# Anyone run coopers???



## KyleGT05usmc (Feb 28, 2009)

My old car, a 97 z28 (~300hp) I ran the Cooper ZPTs, 245/50-16, went through 2 sets of them. They were also amazingly priced, I paid about 90 a pop.

They handle great, even as tread wear sets in. They put power to motion very well, you had to intend to break traction to do so, and handled great in corners dry and wet. They lasted a very long time, without losing much as the tire got older.

Wondering if anyone is running these on their GTO w/o wild horsepower?
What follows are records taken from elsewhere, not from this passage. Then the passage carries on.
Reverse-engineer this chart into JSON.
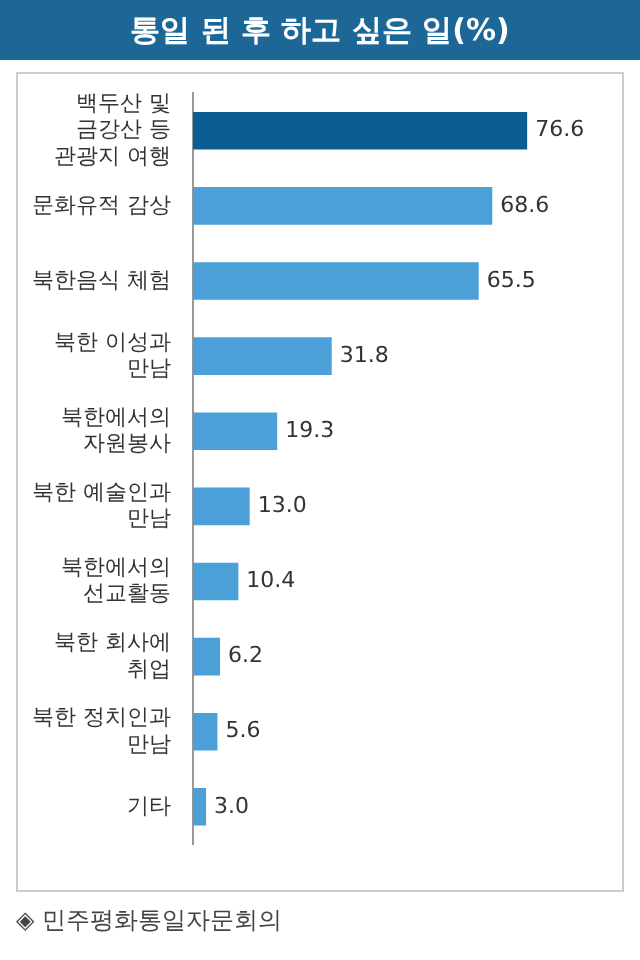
{
  "chart_data": {
    "type": "bar",
    "orientation": "horizontal",
    "title": "통일 된 후 하고 싶은 일(%)",
    "categories": [
      "백두산 및 금강산 등 관광지 여행",
      "문화유적 감상",
      "북한음식 체험",
      "북한 이성과 만남",
      "북한에서의 자원봉사",
      "북한 예술인과 만남",
      "북한에서의 선교활동",
      "북한 회사에 취업",
      "북한 정치인과 만남",
      "기타"
    ],
    "values": [
      76.6,
      68.6,
      65.5,
      31.8,
      19.3,
      13.0,
      10.4,
      6.2,
      5.6,
      3.0
    ],
    "value_labels": [
      "76.6",
      "68.6",
      "65.5",
      "31.8",
      "19.3",
      "13.0",
      "10.4",
      "6.2",
      "5.6",
      "3.0"
    ],
    "colors": [
      "#0b5e91",
      "#4aa0d7",
      "#4aa0d7",
      "#4aa0d7",
      "#4aa0d7",
      "#4aa0d7",
      "#4aa0d7",
      "#4aa0d7",
      "#4aa0d7",
      "#4aa0d7"
    ],
    "grid": false,
    "legend": false,
    "tick_labels": "y",
    "annotations": [
      "◈ 민주평화통일자문회의"
    ]
  }
}
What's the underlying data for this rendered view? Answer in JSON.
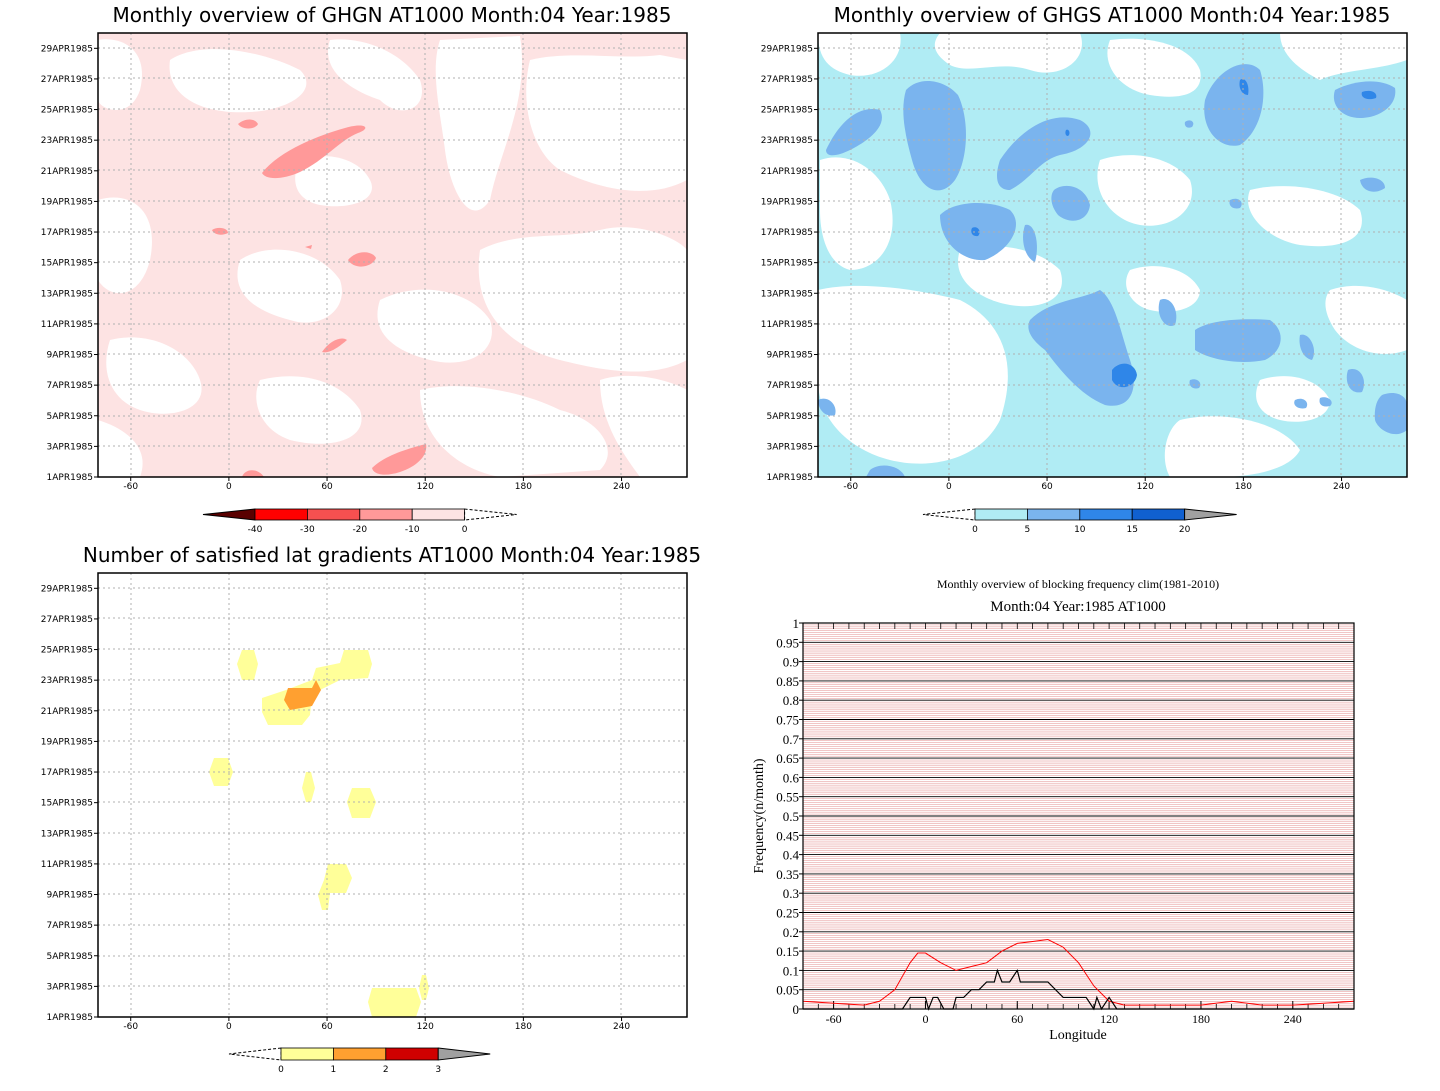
{
  "panels": {
    "ghgn": {
      "title": "Monthly overview of GHGN AT1000 Month:04 Year:1985",
      "colorbar": {
        "labels": [
          "-40",
          "-30",
          "-20",
          "-10",
          "0"
        ],
        "colors": [
          "#5a0000",
          "#ff0000",
          "#f65050",
          "#ff9999",
          "#fde3e3"
        ]
      }
    },
    "ghgs": {
      "title": "Monthly overview of GHGS AT1000 Month:04 Year:1985",
      "colorbar": {
        "labels": [
          "0",
          "5",
          "10",
          "15",
          "20"
        ],
        "colors": [
          "#b0ecf4",
          "#7ab4ee",
          "#2f86e8",
          "#1060d0",
          "#a0a0a0"
        ]
      }
    },
    "lat": {
      "title": "Number of satisfied lat gradients AT1000 Month:04 Year:1985",
      "colorbar": {
        "labels": [
          "0",
          "1",
          "2",
          "3"
        ],
        "colors": [
          "#ffff99",
          "#ffa030",
          "#d00000",
          "#a0a0a0"
        ]
      }
    },
    "blocking": {
      "title1": "Monthly overview of blocking frequency clim(1981-2010)",
      "title2": "Month:04 Year:1985  AT1000",
      "xlabel": "Longitude",
      "ylabel": "Frequency(n/month)"
    }
  },
  "shared_axes": {
    "x_ticks": [
      "-60",
      "0",
      "60",
      "120",
      "180",
      "240"
    ],
    "y_ticks": [
      "1APR1985",
      "3APR1985",
      "5APR1985",
      "7APR1985",
      "9APR1985",
      "11APR1985",
      "13APR1985",
      "15APR1985",
      "17APR1985",
      "19APR1985",
      "21APR1985",
      "23APR1985",
      "25APR1985",
      "27APR1985",
      "29APR1985"
    ]
  },
  "chart_data": [
    {
      "type": "heatmap",
      "title": "Monthly overview of GHGN AT1000 Month:04 Year:1985",
      "xlabel": "",
      "ylabel": "",
      "xlim": [
        -80,
        280
      ],
      "ylim": [
        "1APR1985",
        "30APR1985"
      ],
      "color_levels": [
        -40,
        -30,
        -20,
        -10,
        0
      ],
      "note_values": "field mostly between -10 and 0, small patches between -20 and -10"
    },
    {
      "type": "heatmap",
      "title": "Monthly overview of GHGS AT1000 Month:04 Year:1985",
      "xlabel": "",
      "ylabel": "",
      "xlim": [
        -80,
        280
      ],
      "ylim": [
        "1APR1985",
        "30APR1985"
      ],
      "color_levels": [
        0,
        5,
        10,
        15,
        20
      ]
    },
    {
      "type": "heatmap",
      "title": "Number of satisfied lat gradients AT1000 Month:04 Year:1985",
      "xlabel": "",
      "ylabel": "",
      "xlim": [
        -80,
        280
      ],
      "ylim": [
        "1APR1985",
        "30APR1985"
      ],
      "color_levels": [
        0,
        1,
        2,
        3
      ]
    },
    {
      "type": "line",
      "title": "Monthly overview of blocking frequency clim(1981-2010)",
      "subtitle": "Month:04 Year:1985  AT1000",
      "xlabel": "Longitude",
      "ylabel": "Frequency(n/month)",
      "xlim": [
        -80,
        280
      ],
      "ylim": [
        0,
        1
      ],
      "y_ticks": [
        "0",
        "0.05",
        "0.1",
        "0.15",
        "0.2",
        "0.25",
        "0.3",
        "0.35",
        "0.4",
        "0.45",
        "0.5",
        "0.55",
        "0.6",
        "0.65",
        "0.7",
        "0.75",
        "0.8",
        "0.85",
        "0.9",
        "0.95",
        "1"
      ],
      "x_ticks": [
        "-60",
        "0",
        "60",
        "120",
        "180",
        "240"
      ],
      "series": [
        {
          "color": "#ff0000",
          "x": [
            -80,
            -60,
            -40,
            -30,
            -20,
            -10,
            -5,
            0,
            10,
            20,
            30,
            40,
            50,
            60,
            70,
            80,
            90,
            100,
            110,
            120,
            130,
            140,
            160,
            180,
            200,
            220,
            240,
            260,
            280
          ],
          "y": [
            0.02,
            0.015,
            0.01,
            0.02,
            0.05,
            0.12,
            0.145,
            0.145,
            0.12,
            0.1,
            0.11,
            0.12,
            0.15,
            0.17,
            0.175,
            0.18,
            0.16,
            0.12,
            0.06,
            0.02,
            0.01,
            0.01,
            0.01,
            0.01,
            0.02,
            0.01,
            0.01,
            0.015,
            0.02
          ]
        },
        {
          "color": "#000000",
          "x": [
            -80,
            -15,
            -10,
            0,
            2,
            5,
            8,
            12,
            18,
            20,
            25,
            30,
            35,
            40,
            45,
            47,
            50,
            55,
            60,
            62,
            65,
            70,
            80,
            90,
            95,
            100,
            105,
            110,
            112,
            115,
            120,
            125,
            280
          ],
          "y": [
            0,
            0,
            0.03,
            0.03,
            0,
            0.03,
            0.03,
            0,
            0,
            0.03,
            0.03,
            0.05,
            0.05,
            0.07,
            0.07,
            0.1,
            0.07,
            0.07,
            0.1,
            0.07,
            0.07,
            0.07,
            0.07,
            0.03,
            0.03,
            0.03,
            0.03,
            0,
            0.03,
            0,
            0.03,
            0,
            0
          ]
        }
      ]
    }
  ]
}
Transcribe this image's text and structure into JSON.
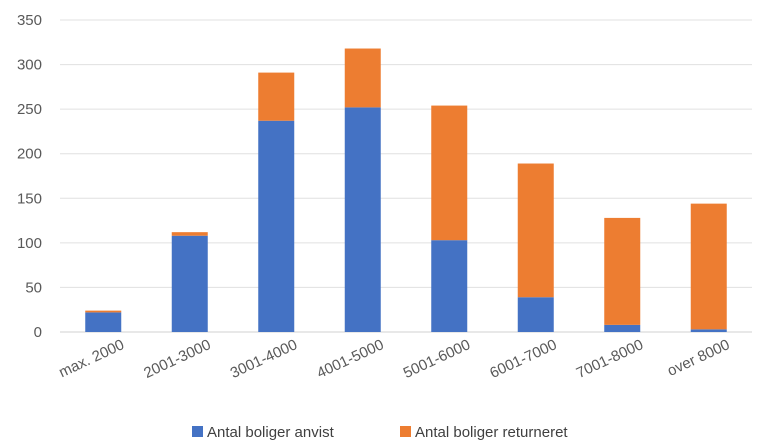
{
  "chart_data": {
    "type": "bar",
    "stacked": true,
    "categories": [
      "max. 2000",
      "2001-3000",
      "3001-4000",
      "4001-5000",
      "5001-6000",
      "6001-7000",
      "7001-8000",
      "over 8000"
    ],
    "series": [
      {
        "name": "Antal boliger anvist",
        "color": "#4472C4",
        "values": [
          22,
          108,
          237,
          252,
          103,
          39,
          8,
          3
        ]
      },
      {
        "name": "Antal boliger returneret",
        "color": "#ED7D31",
        "values": [
          2,
          4,
          54,
          66,
          151,
          150,
          120,
          141
        ]
      }
    ],
    "ylim": [
      0,
      350
    ],
    "yticks": [
      0,
      50,
      100,
      150,
      200,
      250,
      300,
      350
    ],
    "grid": true,
    "legend": "bottom",
    "xtick_rotation": -25,
    "title": "",
    "xlabel": "",
    "ylabel": ""
  }
}
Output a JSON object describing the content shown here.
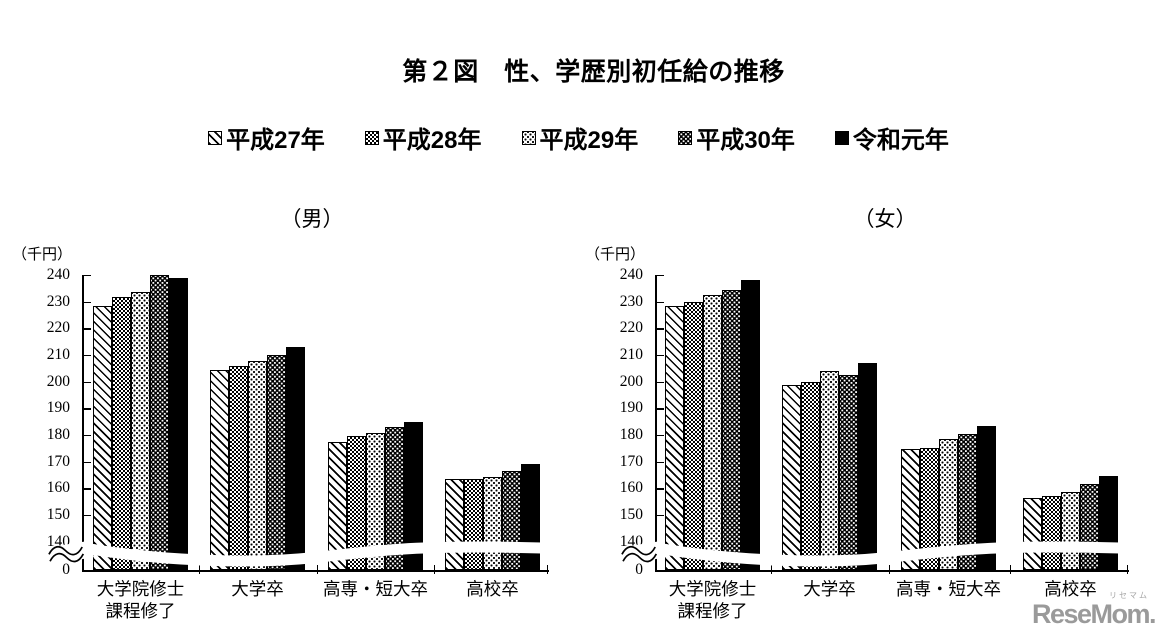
{
  "page": {
    "title": "第２図　性、学歴別初任給の推移"
  },
  "legend": {
    "items": [
      {
        "label": "平成27年",
        "pattern": "diagonal-hatch"
      },
      {
        "label": "平成28年",
        "pattern": "checkerboard"
      },
      {
        "label": "平成29年",
        "pattern": "light-dots"
      },
      {
        "label": "平成30年",
        "pattern": "dark-diamond-dots"
      },
      {
        "label": "令和元年",
        "pattern": "solid-black"
      }
    ]
  },
  "colors": {
    "foreground": "#000000",
    "background": "#ffffff",
    "watermark_gray": "#9a9a9a"
  },
  "watermark": {
    "text": "ReseMom.",
    "ruby": "リセマム"
  },
  "chart_data": [
    {
      "type": "bar",
      "title": "（男）",
      "unit_label": "（千円）",
      "categories": [
        "大学院修士課程修了",
        "大学卒",
        "高専・短大卒",
        "高校卒"
      ],
      "category_display": [
        "大学院修士\n課程修了",
        "大学卒",
        "高専・短大卒",
        "高校卒"
      ],
      "series": [
        {
          "name": "平成27年",
          "values": [
            228.5,
            204.5,
            177.5,
            163.4
          ]
        },
        {
          "name": "平成28年",
          "values": [
            231.7,
            205.9,
            179.7,
            163.5
          ]
        },
        {
          "name": "平成29年",
          "values": [
            233.6,
            207.8,
            180.6,
            164.2
          ]
        },
        {
          "name": "平成30年",
          "values": [
            239.9,
            210.1,
            182.9,
            166.6
          ]
        },
        {
          "name": "令和元年",
          "values": [
            239.0,
            212.8,
            184.7,
            168.9
          ]
        }
      ],
      "yticks": [
        240,
        230,
        220,
        210,
        200,
        190,
        180,
        170,
        160,
        150,
        140
      ],
      "baseline_label": "0",
      "ylim": [
        0,
        240
      ],
      "axis_break": {
        "present": true,
        "hidden_range": [
          0,
          140
        ]
      },
      "grid": false,
      "legend_position": "top-shared"
    },
    {
      "type": "bar",
      "title": "（女）",
      "unit_label": "（千円）",
      "categories": [
        "大学院修士課程修了",
        "大学卒",
        "高専・短大卒",
        "高校卒"
      ],
      "category_display": [
        "大学院修士\n課程修了",
        "大学卒",
        "高専・短大卒",
        "高校卒"
      ],
      "series": [
        {
          "name": "平成27年",
          "values": [
            228.5,
            198.8,
            174.6,
            156.2
          ]
        },
        {
          "name": "平成28年",
          "values": [
            229.7,
            200.0,
            175.2,
            157.2
          ]
        },
        {
          "name": "平成29年",
          "values": [
            232.6,
            204.1,
            178.4,
            158.4
          ]
        },
        {
          "name": "平成30年",
          "values": [
            234.4,
            202.6,
            180.4,
            161.4
          ]
        },
        {
          "name": "令和元年",
          "values": [
            238.3,
            206.9,
            183.4,
            164.6
          ]
        }
      ],
      "yticks": [
        240,
        230,
        220,
        210,
        200,
        190,
        180,
        170,
        160,
        150,
        140
      ],
      "baseline_label": "0",
      "ylim": [
        0,
        240
      ],
      "axis_break": {
        "present": true,
        "hidden_range": [
          0,
          140
        ]
      },
      "grid": false,
      "legend_position": "top-shared"
    }
  ]
}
Ive been reading a lot of reviews and it seems BFGs totally suck, Kuhmo/Yoko etc seem like theyre great for corners but cant handle the big power of V8s, more a ricer tire

Gonna try these on the GTO unless someone steers me in a different direction??


----------



## EVL GOAT (Feb 1, 2009)

I had a set of there zions on my supercharged mountaineer. Even though I raised total hell in that truck the tires hardly wore. For the price vs the look and performance of them they are amazing in my opinion.


----------



## KyleGT05usmc (Feb 28, 2009)

sounds familiar. 

just odd that no one really mentions coopers, and you can't find them on your bigtime tire sources like tirerack...


----------